Sinéad: I think this story has it all. It makes fabulous use of the prompts, it has clever punning, it has a great setting, it’s well written, it’s funny and clever, and it has such a fresh and exciting use of voice, creating an entire character and backstory with such skill it seems effortless. It also has a fabulous title and I love that the ‘baddie’ doesn’t get killed at the end, so the only option for him is to swim to the desert island and spend the rest of whatever life is left to him in the company of the person who shipwrecked him.

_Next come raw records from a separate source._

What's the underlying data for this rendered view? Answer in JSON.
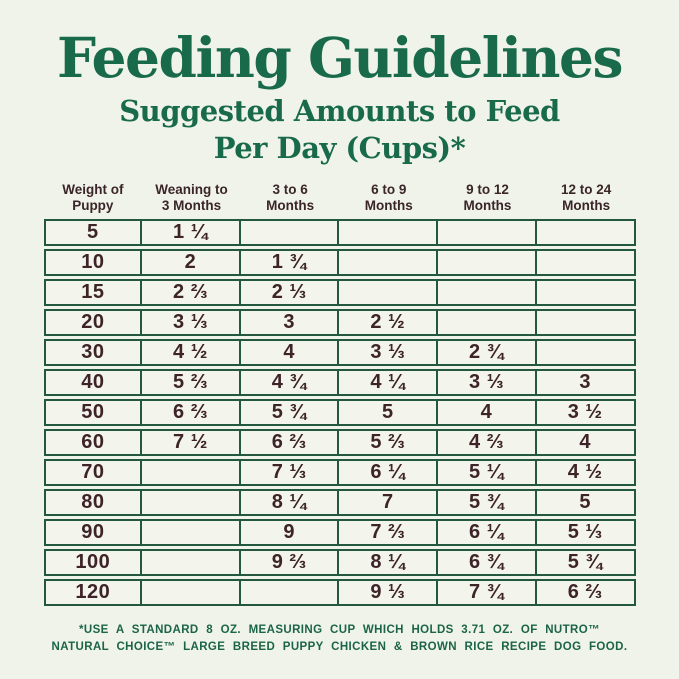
{
  "page": {
    "title": "Feeding Guidelines",
    "subtitle_line1": "Suggested Amounts to Feed",
    "subtitle_line2": "Per Day (Cups)*"
  },
  "colors": {
    "background": "#f0f3e9",
    "title_green": "#186a4b",
    "table_border_green": "#24573f",
    "table_text_brown": "#3e2428",
    "footnote_green": "#1b6448"
  },
  "table": {
    "headers": [
      {
        "line1": "Weight of",
        "line2": "Puppy"
      },
      {
        "line1": "Weaning to",
        "line2": "3 Months"
      },
      {
        "line1": "3 to 6",
        "line2": "Months"
      },
      {
        "line1": "6 to 9",
        "line2": "Months"
      },
      {
        "line1": "9 to 12",
        "line2": "Months"
      },
      {
        "line1": "12 to 24",
        "line2": "Months"
      }
    ],
    "rows": [
      {
        "weight": "5",
        "cells": [
          "1 ¼",
          "",
          "",
          "",
          ""
        ]
      },
      {
        "weight": "10",
        "cells": [
          "2",
          "1 ¾",
          "",
          "",
          ""
        ]
      },
      {
        "weight": "15",
        "cells": [
          "2 ⅔",
          "2 ⅓",
          "",
          "",
          ""
        ]
      },
      {
        "weight": "20",
        "cells": [
          "3 ⅓",
          "3",
          "2 ½",
          "",
          ""
        ]
      },
      {
        "weight": "30",
        "cells": [
          "4 ½",
          "4",
          "3 ⅓",
          "2 ¾",
          ""
        ]
      },
      {
        "weight": "40",
        "cells": [
          "5 ⅔",
          "4 ¾",
          "4 ¼",
          "3 ⅓",
          "3"
        ]
      },
      {
        "weight": "50",
        "cells": [
          "6 ⅔",
          "5 ¾",
          "5",
          "4",
          "3 ½"
        ]
      },
      {
        "weight": "60",
        "cells": [
          "7 ½",
          "6 ⅔",
          "5 ⅔",
          "4 ⅔",
          "4"
        ]
      },
      {
        "weight": "70",
        "cells": [
          "",
          "7 ⅓",
          "6 ¼",
          "5 ¼",
          "4 ½"
        ]
      },
      {
        "weight": "80",
        "cells": [
          "",
          "8 ¼",
          "7",
          "5 ¾",
          "5"
        ]
      },
      {
        "weight": "90",
        "cells": [
          "",
          "9",
          "7 ⅔",
          "6 ¼",
          "5 ⅓"
        ]
      },
      {
        "weight": "100",
        "cells": [
          "",
          "9 ⅔",
          "8 ¼",
          "6 ¾",
          "5 ¾"
        ]
      },
      {
        "weight": "120",
        "cells": [
          "",
          "",
          "9 ⅓",
          "7 ¾",
          "6 ⅔"
        ]
      }
    ]
  },
  "footnote": {
    "line1": "*USE A STANDARD 8 OZ. MEASURING CUP WHICH HOLDS 3.71 OZ. OF NUTRO™",
    "line2": "NATURAL CHOICE™ LARGE BREED PUPPY CHICKEN & BROWN RICE RECIPE DOG FOOD."
  },
  "chart_data": {
    "type": "table",
    "title": "Feeding Guidelines",
    "subtitle": "Suggested Amounts to Feed Per Day (Cups)*",
    "columns": [
      "Weight of Puppy",
      "Weaning to 3 Months",
      "3 to 6 Months",
      "6 to 9 Months",
      "9 to 12 Months",
      "12 to 24 Months"
    ],
    "rows": [
      [
        "5",
        "1 ¼",
        "",
        "",
        "",
        ""
      ],
      [
        "10",
        "2",
        "1 ¾",
        "",
        "",
        ""
      ],
      [
        "15",
        "2 ⅔",
        "2 ⅓",
        "",
        "",
        ""
      ],
      [
        "20",
        "3 ⅓",
        "3",
        "2 ½",
        "",
        ""
      ],
      [
        "30",
        "4 ½",
        "4",
        "3 ⅓",
        "2 ¾",
        ""
      ],
      [
        "40",
        "5 ⅔",
        "4 ¾",
        "4 ¼",
        "3 ⅓",
        "3"
      ],
      [
        "50",
        "6 ⅔",
        "5 ¾",
        "5",
        "4",
        "3 ½"
      ],
      [
        "60",
        "7 ½",
        "6 ⅔",
        "5 ⅔",
        "4 ⅔",
        "4"
      ],
      [
        "70",
        "",
        "7 ⅓",
        "6 ¼",
        "5 ¼",
        "4 ½"
      ],
      [
        "80",
        "",
        "8 ¼",
        "7",
        "5 ¾",
        "5"
      ],
      [
        "90",
        "",
        "9",
        "7 ⅔",
        "6 ¼",
        "5 ⅓"
      ],
      [
        "100",
        "",
        "9 ⅔",
        "8 ¼",
        "6 ¾",
        "5 ¾"
      ],
      [
        "120",
        "",
        "",
        "9 ⅓",
        "7 ¾",
        "6 ⅔"
      ]
    ],
    "units": "cups per day",
    "footnote": "*USE A STANDARD 8 OZ. MEASURING CUP WHICH HOLDS 3.71 OZ. OF NUTRO™ NATURAL CHOICE™ LARGE BREED PUPPY CHICKEN & BROWN RICE RECIPE DOG FOOD."
  }
}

I also loved the dragon, ‘as likely to breathe fire out the back as out the front’ – I giggled quite excessively at that.

Congratulations, Rachael! Here’s your updated, fiery winner’s page and your winning tale on the winners’ wall. Please watch your inbox for interview questions for this Thursday’s #SixtySeconds feature. And now, here is your winning story!

A Story Between Me and Thee on the Occasion of Our Shipwrecking

I have a blunderbuss on my shoulder and a dragon in my pocket. Don’t believe me? Look. What? I never said it was a real dragon. That’s just what that little firearm’s called. A dragon. As likely to breathe fire out the back as the front, and then you’re in trouble, flames licking up your arm and you searching for a pail of something cold and wet to stick it in. Not that you’ll find any such on a desert island like this.

Meanwhile, your enemy has sailed away, laughing up his own decidedly not-aflame sleeve, and you’ve one shot left. He thinks you’ll save it for yourself, for that moment when you just want off this island, fast, and if death is the quickest way, bring it on. But there’s his blunder, because there’s not a man alive with arms long enough to shoot himself with a blunderbuss. Be a shame to waste it, though.

You take aim, squinting against the whip of sand in your eyes. His eyes go wide, then he’s lowering the row boat off the side, thinking to escape. Too late. Your shot strikes his gunpowder store and all goes up. All except the row boat bobbing towards you on the incoming tide.